The ping graph shows the time required to transfer a packet across the HSI (High Speed Interconnect) cable.
All other graphs are a mere breakdown of the latency components such as "Total Latency," "Prepare Time," "Prepare Latency" and "Transfer Latency," all rather self-explanatory.
The same thing is seen when we click on the Overhead alarm, so see the drilldowns displaying a breakdown of the overhead issues: "The Cluster Overhead graph compares waits due to the RAC interconnect to non-RAC waits. The recent data shows the RAC waits as a significant percentage of the overall waits, resulting in the Overhead alarm being fired."
As you can see on the right, all the color coding says it all.
Global Cache Alarm (GCA)
GCA is further split into the Cache Miss Rate alarm, the Corrupt Blocks alarm and the Lost Blocks alarm. So what is a cache miss? When a user requests a data block, the block is cached in the SGA for re-use by other sessions until such time as the block is not used and the space is required for other data. A "cache miss" occurs when a data block requested by the user session is not found in the local SGA, and the block has to be obtained from a remote instance, or read from disk.
The Cache Miss Rate metric indicates the percentage of such requests that cannot be satisfied from the local cache, and it directly affects the overall performance of the cluster. When it exceeds a threshold, a Global Cache Local Miss Rate alarm is fired. Possible causes of this alarm are:
- Hot Blocks (A hot block is the most wanted block; think of certain queries in your mission critical application which are good candidates for top 10 queries)
- Inappropriately sized local cache (If your local cache does not have the data, the global cache will be requested).
Check out the print screen:
The Miss Type graph gives a breakdown of the misses for Current Block requests (for an Update operation) or for Consistent Block requests (for a Read operation). The other three graphs delve in further details such as the total misses, current blocks misses and consistent blocks misses.
Now it is a totally different story with corrupt blocks. Yes, we do have them too, dont we? SoRAC raises separate alarms for corrupt and lost blocks. As the manual states,
"The Corrupt Blocks alarm is raised when the number of corrupt blocks exceeds a threshold as a proportion of total global cache consistent read requests. The Lost Blocks alarm is similar, but is based on the number of lost blocks. Possible causes of these alarms are:
- The cluster interconnect (which I sometimes call HSI) is overloaded by excessive number of block.
- Checksum processes have been disabled and can no longer identify corrupted blocks."
Check out this print screen:
As you can see, there are blocks lost (top left).
Well, we know by now what ASM is. And yes, we do have alarms related to ASM as well. This print screen shows a total I/O activity on an ASM instance.
SoRAC can raise an ASM Service Time alarm when the average time taken to perform a read on the ASM instance has exceeded a specified threshold value. This indicates that the ASM subsystem is performing poorly. "Service time represents the response time of a disk plus any wait time experienced during disk operations."

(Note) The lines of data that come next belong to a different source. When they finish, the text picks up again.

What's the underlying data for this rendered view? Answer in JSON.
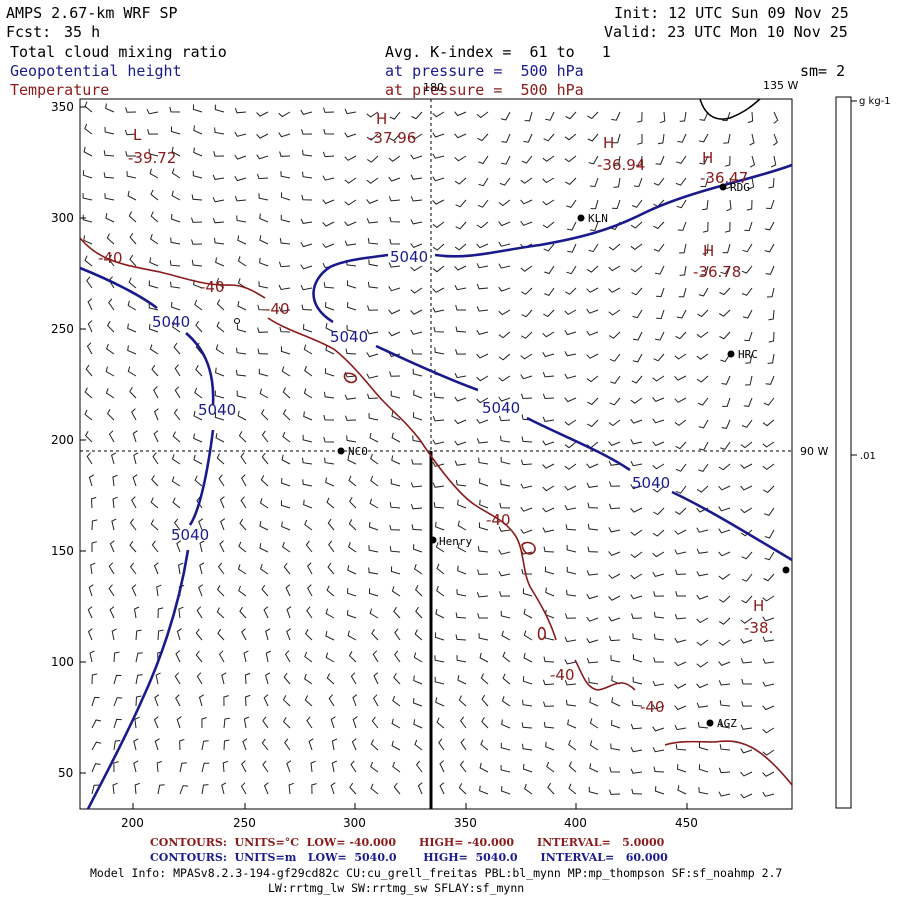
{
  "header": {
    "model": "AMPS 2.67-km WRF SP",
    "fcst_label": "Fcst:",
    "fcst_value": "35 h",
    "init": "Init: 12 UTC Sun 09 Nov 25",
    "valid": "Valid: 23 UTC Mon 10 Nov 25",
    "field1": "Total cloud mixing ratio",
    "field2": "Geopotential height",
    "field3": "Temperature",
    "avg_k": "Avg. K-index =  61 to   1",
    "pressure1": "at pressure =  500 hPa",
    "pressure2": "at pressure =  500 hPa",
    "sm": "sm= 2"
  },
  "map": {
    "x_ticks": [
      "200",
      "250",
      "300",
      "350",
      "400",
      "450"
    ],
    "y_ticks": [
      "350",
      "300",
      "250",
      "200",
      "150",
      "100",
      "50"
    ],
    "meridian_180": "180",
    "meridian_135": "135 W",
    "meridian_90": "90 W",
    "stations": [
      {
        "name": "NCO"
      },
      {
        "name": "Henry"
      },
      {
        "name": "KLN"
      },
      {
        "name": "RDG"
      },
      {
        "name": "HRC"
      },
      {
        "name": "AGZ"
      }
    ],
    "height_labels": [
      "5040",
      "5040",
      "5040",
      "5040",
      "5040",
      "5040",
      "5040"
    ],
    "temp_labels": [
      "-40",
      "-40",
      "-40",
      "-40",
      "-40",
      "-40"
    ],
    "extrema": [
      {
        "mark": "H",
        "value": "-37.96"
      },
      {
        "mark": "L",
        "value": "-39.72"
      },
      {
        "mark": "H",
        "value": "-36.94"
      },
      {
        "mark": "H",
        "value": "-36.47"
      },
      {
        "mark": "H",
        "value": "-36.78"
      },
      {
        "mark": "H",
        "value": "-38."
      }
    ]
  },
  "colorbar": {
    "unit": "g kg-1",
    "value": ".01"
  },
  "footer": {
    "contours1": "CONTOURS:  UNITS=°C  LOW= -40.000      HIGH= -40.000      INTERVAL=   5.0000",
    "contours2": "CONTOURS:  UNITS=m   LOW=  5040.0       HIGH=  5040.0      INTERVAL=   60.000",
    "model_info": "Model Info: MPASv8.2.3-194-gf29cd82c CU:cu_grell_freitas PBL:bl_mynn MP:mp_thompson SF:sf_noahmp 2.7",
    "model_info2": "LW:rrtmg_lw SW:rrtmg_sw SFLAY:sf_mynn"
  },
  "colors": {
    "height": "#1a1a8c",
    "temp": "#8b1a1a",
    "text": "#000000"
  }
}
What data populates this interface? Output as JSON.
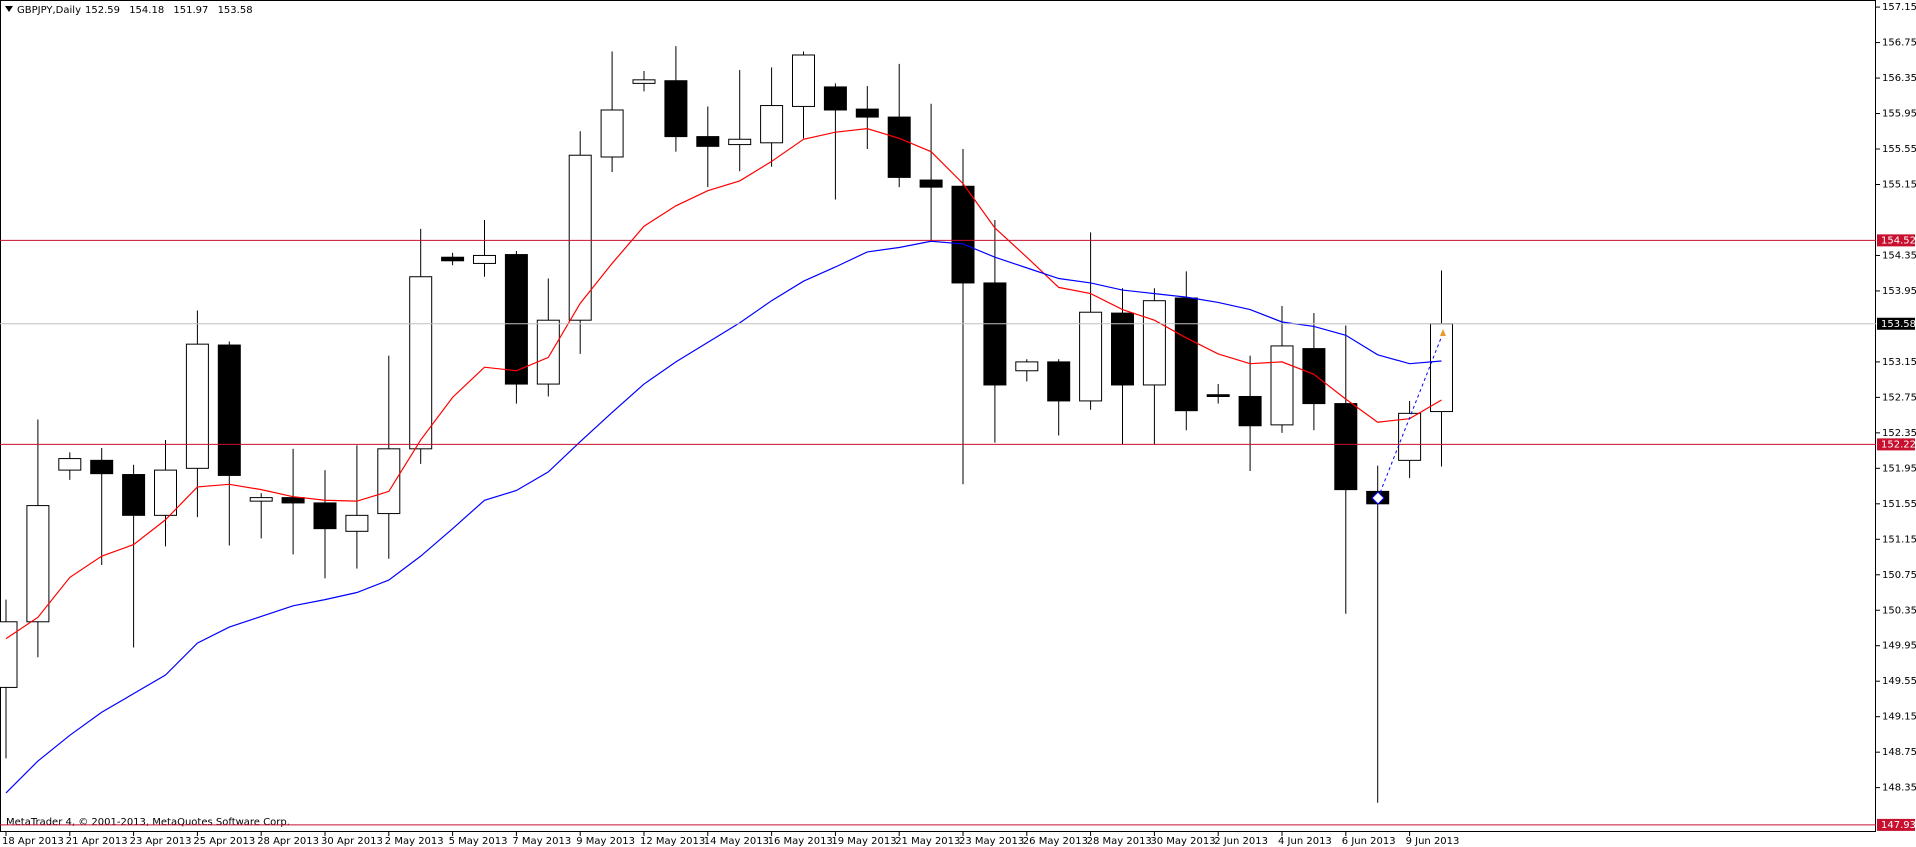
{
  "chart_data": {
    "type": "candlestick",
    "title": "GBPJPY,Daily",
    "footer": "MetaTrader 4, © 2001-2013, MetaQuotes Software Corp.",
    "categories": [
      "18 Apr 2013",
      null,
      "21 Apr 2013",
      null,
      "23 Apr 2013",
      null,
      "25 Apr 2013",
      null,
      "28 Apr 2013",
      null,
      "30 Apr 2013",
      null,
      "2 May 2013",
      null,
      "5 May 2013",
      null,
      "7 May 2013",
      null,
      "9 May 2013",
      null,
      "12 May 2013",
      null,
      "14 May 2013",
      null,
      "16 May 2013",
      null,
      "19 May 2013",
      null,
      "21 May 2013",
      null,
      "23 May 2013",
      null,
      "26 May 2013",
      null,
      "28 May 2013",
      null,
      "30 May 2013",
      null,
      "2 Jun 2013",
      null,
      "4 Jun 2013",
      null,
      "6 Jun 2013",
      null,
      "9 Jun 2013",
      null
    ],
    "open": [
      149.48,
      150.22,
      151.93,
      152.04,
      151.88,
      151.42,
      151.95,
      153.34,
      151.58,
      151.62,
      151.56,
      151.24,
      151.44,
      152.17,
      154.33,
      154.26,
      154.36,
      152.9,
      153.62,
      155.46,
      156.29,
      156.32,
      155.69,
      155.6,
      155.62,
      156.03,
      156.25,
      156.0,
      155.91,
      155.2,
      155.13,
      154.04,
      153.05,
      153.15,
      152.71,
      153.7,
      152.89,
      153.87,
      152.78,
      152.76,
      152.44,
      153.3,
      152.68,
      151.69,
      152.04,
      152.59
    ],
    "high": [
      150.47,
      152.5,
      152.13,
      152.18,
      151.99,
      152.27,
      153.73,
      153.38,
      151.67,
      152.17,
      151.93,
      152.21,
      153.22,
      154.65,
      154.38,
      154.75,
      154.4,
      154.09,
      155.75,
      156.65,
      156.43,
      156.71,
      156.03,
      156.44,
      156.47,
      156.65,
      156.29,
      156.26,
      156.51,
      156.06,
      155.55,
      154.75,
      153.18,
      153.18,
      154.61,
      153.98,
      153.98,
      154.17,
      152.9,
      153.22,
      153.78,
      153.7,
      153.56,
      151.98,
      152.71,
      154.18
    ],
    "low": [
      148.68,
      149.82,
      151.82,
      150.86,
      149.93,
      151.07,
      151.4,
      151.08,
      151.16,
      150.98,
      150.71,
      150.82,
      150.93,
      152.0,
      154.24,
      154.11,
      152.68,
      152.76,
      153.24,
      155.29,
      156.2,
      155.52,
      155.12,
      155.3,
      155.35,
      155.67,
      154.98,
      155.55,
      155.12,
      154.51,
      151.77,
      152.24,
      152.93,
      152.32,
      152.61,
      152.22,
      152.22,
      152.38,
      152.68,
      151.92,
      152.35,
      152.38,
      150.31,
      148.18,
      151.84,
      151.97
    ],
    "close": [
      150.22,
      151.53,
      152.06,
      151.89,
      151.42,
      151.93,
      153.35,
      151.87,
      151.62,
      151.56,
      151.27,
      151.42,
      152.17,
      154.11,
      154.29,
      154.35,
      152.9,
      153.62,
      155.48,
      155.99,
      156.33,
      155.69,
      155.58,
      155.66,
      156.04,
      156.61,
      155.99,
      155.91,
      155.23,
      155.12,
      154.04,
      152.89,
      153.15,
      152.71,
      153.71,
      152.89,
      153.84,
      152.6,
      152.76,
      152.43,
      153.33,
      152.68,
      151.71,
      151.55,
      152.57,
      153.58
    ],
    "bull_color": "#ffffff",
    "bear_color": "#000000",
    "overlays": [
      {
        "color": "#ff0000",
        "values": [
          150.03,
          150.27,
          150.72,
          150.96,
          151.09,
          151.37,
          151.74,
          151.77,
          151.71,
          151.63,
          151.59,
          151.58,
          151.69,
          152.27,
          152.75,
          153.09,
          153.05,
          153.2,
          153.81,
          154.26,
          154.68,
          154.91,
          155.08,
          155.19,
          155.41,
          155.66,
          155.74,
          155.78,
          155.67,
          155.52,
          155.16,
          154.66,
          154.33,
          153.99,
          153.92,
          153.74,
          153.62,
          153.42,
          153.24,
          153.13,
          153.15,
          153.01,
          152.73,
          152.47,
          152.51,
          152.72
        ]
      },
      {
        "color": "#0000ff",
        "values": [
          148.29,
          148.65,
          148.94,
          149.2,
          149.41,
          149.62,
          149.98,
          150.16,
          150.28,
          150.4,
          150.47,
          150.55,
          150.69,
          150.96,
          151.27,
          151.59,
          151.7,
          151.91,
          152.25,
          152.58,
          152.9,
          153.15,
          153.37,
          153.59,
          153.84,
          154.06,
          154.22,
          154.39,
          154.44,
          154.51,
          154.48,
          154.33,
          154.21,
          154.09,
          154.04,
          153.96,
          153.92,
          153.88,
          153.82,
          153.74,
          153.6,
          153.55,
          153.45,
          153.23,
          153.13,
          153.16
        ]
      }
    ],
    "levels": [
      154.52,
      152.22,
      147.93
    ],
    "level_color": "#c8102e",
    "current_price": 153.58,
    "current_color": "#c0c0c0",
    "ylim": [
      147.85,
      157.23
    ],
    "yticks": [
      157.15,
      156.75,
      156.35,
      155.95,
      155.55,
      155.15,
      154.35,
      153.95,
      153.15,
      152.75,
      152.35,
      151.95,
      151.55,
      151.15,
      150.75,
      150.35,
      149.95,
      149.55,
      149.15,
      148.75,
      148.35
    ],
    "grid": false
  }
}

As you can see clearly below, the two graphs show I/O throughput and service time overhead.
"ASM service time alarms will typically be associated with alarms for the service time of the shared disk subsystem as a whole. However, because ASM disk groups can be shared across multiple RAC clusters and because a cluster may comprise both ASM and non-ASM storage, it is possible that this alarm might fire independently of the normal disk alarms."
In this last SoRAC article, we have seen that we are using a highly intelligent tool, which displays all of the information graphically. Needless to say, it is indeed a very handy tool for DBAs. So, what are you waiting for, go ahead and try it out!